We conclude this talk by showing that intelligence and life must operate in a Goldilock's zone of local activity, dubbed the edge of chaos.

 

About the speaker:

Leon Chua received his MSEE degree from MIT in 1961. He received his PhD degree from the University of Illinois, Urbana-Champaign in 1964, with a thesis titled ‘Nonlinear Network Analysis – The Parametric Approach’. He became an Assistant Professor of Electrical Engineering at Purdue University in 1964, and was promoted to Associate Professor in 1967. In 1971, he joined the faculty of the University of California, Berkeley, where he has remained ever since.

Dr. Leon O. Chua is widely recognized as the father of nonlinear circuit theory and cellular neural networks (CNN). The CNN architecture is the only one implemented into a practical fully-programmable chip for solving ultra-high-speed pattern recognition and image processing problems. The CNN universal machine chip is capable of a thousand times greater performance in speed, weight and power consumption than related technologies. Dr. Chua also invented a five-element circuit for generating chaotic signals. Aptly named the Chua Circuit, it is used by many researchers to design secure communications systems based on chaos. Dr. Chua was the first to conceive the theories behind, and postulate the existence of, the memristor. Thirty-seven years after he predicted its existence, a working solid-state memristor was created by a team at Hewlett Packard.

An IEEE Fellow, he is a past president of the IEEE Circuits and Systems Society and former editor of the IEEE Transactions on Circuits and Systems. He is the Editor of The International Journal of Bifurcation and Chaos.

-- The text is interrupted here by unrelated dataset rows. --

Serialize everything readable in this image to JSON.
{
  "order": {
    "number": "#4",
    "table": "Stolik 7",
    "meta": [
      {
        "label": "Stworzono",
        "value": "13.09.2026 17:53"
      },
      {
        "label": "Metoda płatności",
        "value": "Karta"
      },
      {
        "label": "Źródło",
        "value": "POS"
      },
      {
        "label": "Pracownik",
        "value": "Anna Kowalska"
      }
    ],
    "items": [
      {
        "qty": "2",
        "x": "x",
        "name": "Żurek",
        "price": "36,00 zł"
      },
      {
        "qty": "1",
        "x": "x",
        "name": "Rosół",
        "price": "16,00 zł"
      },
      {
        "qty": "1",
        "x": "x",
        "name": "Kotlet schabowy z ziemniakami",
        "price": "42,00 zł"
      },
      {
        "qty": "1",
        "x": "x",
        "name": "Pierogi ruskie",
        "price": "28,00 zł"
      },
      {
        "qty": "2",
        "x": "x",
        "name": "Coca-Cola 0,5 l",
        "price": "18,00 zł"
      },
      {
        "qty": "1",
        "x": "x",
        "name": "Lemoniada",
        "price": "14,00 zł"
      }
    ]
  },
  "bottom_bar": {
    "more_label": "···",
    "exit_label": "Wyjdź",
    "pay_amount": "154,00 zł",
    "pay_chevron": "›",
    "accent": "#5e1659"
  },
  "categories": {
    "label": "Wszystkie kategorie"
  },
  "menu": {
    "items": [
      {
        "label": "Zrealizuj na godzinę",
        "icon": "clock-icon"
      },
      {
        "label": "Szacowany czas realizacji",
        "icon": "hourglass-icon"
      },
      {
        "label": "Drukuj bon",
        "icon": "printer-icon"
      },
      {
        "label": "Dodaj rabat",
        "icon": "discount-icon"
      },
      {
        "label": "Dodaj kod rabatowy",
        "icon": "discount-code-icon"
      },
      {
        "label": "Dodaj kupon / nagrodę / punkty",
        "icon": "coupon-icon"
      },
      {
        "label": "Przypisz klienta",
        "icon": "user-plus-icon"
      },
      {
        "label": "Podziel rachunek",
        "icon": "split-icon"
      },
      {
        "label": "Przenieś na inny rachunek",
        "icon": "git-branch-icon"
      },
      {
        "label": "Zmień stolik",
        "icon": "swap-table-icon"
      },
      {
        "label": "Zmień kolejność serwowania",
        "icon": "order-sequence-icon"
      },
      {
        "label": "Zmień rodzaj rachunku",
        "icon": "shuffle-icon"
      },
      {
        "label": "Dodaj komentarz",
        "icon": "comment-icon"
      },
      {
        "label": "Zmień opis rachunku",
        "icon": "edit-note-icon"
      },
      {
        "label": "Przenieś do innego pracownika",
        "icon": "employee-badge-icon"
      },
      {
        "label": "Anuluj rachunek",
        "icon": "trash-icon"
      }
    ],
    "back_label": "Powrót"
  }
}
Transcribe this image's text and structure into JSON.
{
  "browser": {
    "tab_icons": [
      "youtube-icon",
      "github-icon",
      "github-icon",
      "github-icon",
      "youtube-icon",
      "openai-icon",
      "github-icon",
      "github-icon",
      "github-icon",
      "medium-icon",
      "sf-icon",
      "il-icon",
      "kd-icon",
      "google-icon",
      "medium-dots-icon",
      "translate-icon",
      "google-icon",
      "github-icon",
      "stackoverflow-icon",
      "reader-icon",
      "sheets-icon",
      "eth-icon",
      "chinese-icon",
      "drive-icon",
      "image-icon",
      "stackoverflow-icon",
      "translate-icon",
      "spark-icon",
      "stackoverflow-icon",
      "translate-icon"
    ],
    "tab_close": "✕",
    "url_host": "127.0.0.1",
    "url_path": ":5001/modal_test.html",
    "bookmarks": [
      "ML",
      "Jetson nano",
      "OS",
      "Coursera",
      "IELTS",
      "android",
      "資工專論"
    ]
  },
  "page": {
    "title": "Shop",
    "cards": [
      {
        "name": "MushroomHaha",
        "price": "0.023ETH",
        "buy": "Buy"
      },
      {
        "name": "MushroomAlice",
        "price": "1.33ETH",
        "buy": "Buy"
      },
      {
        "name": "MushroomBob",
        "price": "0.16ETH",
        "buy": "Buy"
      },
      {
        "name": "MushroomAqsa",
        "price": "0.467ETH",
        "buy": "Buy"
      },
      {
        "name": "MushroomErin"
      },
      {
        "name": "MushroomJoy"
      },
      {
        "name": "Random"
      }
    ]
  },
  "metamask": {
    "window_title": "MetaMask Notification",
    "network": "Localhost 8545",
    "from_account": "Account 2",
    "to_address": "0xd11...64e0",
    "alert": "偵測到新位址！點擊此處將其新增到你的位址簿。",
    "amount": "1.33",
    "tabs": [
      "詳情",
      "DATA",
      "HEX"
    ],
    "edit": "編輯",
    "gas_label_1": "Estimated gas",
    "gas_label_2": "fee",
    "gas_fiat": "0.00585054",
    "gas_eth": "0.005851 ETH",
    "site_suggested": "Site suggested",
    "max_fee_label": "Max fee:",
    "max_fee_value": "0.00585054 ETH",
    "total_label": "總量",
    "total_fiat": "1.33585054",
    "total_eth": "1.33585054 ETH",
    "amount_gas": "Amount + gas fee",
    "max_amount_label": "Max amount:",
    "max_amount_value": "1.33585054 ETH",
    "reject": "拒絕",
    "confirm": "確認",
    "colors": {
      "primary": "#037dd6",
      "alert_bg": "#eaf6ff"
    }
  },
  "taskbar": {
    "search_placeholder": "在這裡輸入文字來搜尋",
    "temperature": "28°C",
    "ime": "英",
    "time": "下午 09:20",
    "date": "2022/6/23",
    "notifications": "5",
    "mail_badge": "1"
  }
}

Dr. Chua has nine honorary doctorate degrees from prestigious universities across the world, like the AGH University of Science and Technology (Poland), University of Frankfurt (Germany), University of Tokushima (Japan), to name a few. In 2002 he was named among the top fifteen most cited engineering authors. He has won numerous awards, like the IEEE Centennial Medal in 1985, the IEEE Circuits and Systems Society Golden Jubilee Medal in 2000, the IEEE Third Millenium Medal and the IEEE Neutral Networks Pioneer Award, also in 2000 and the IEEE Gustav Robert Kirchhoff Award in 2005.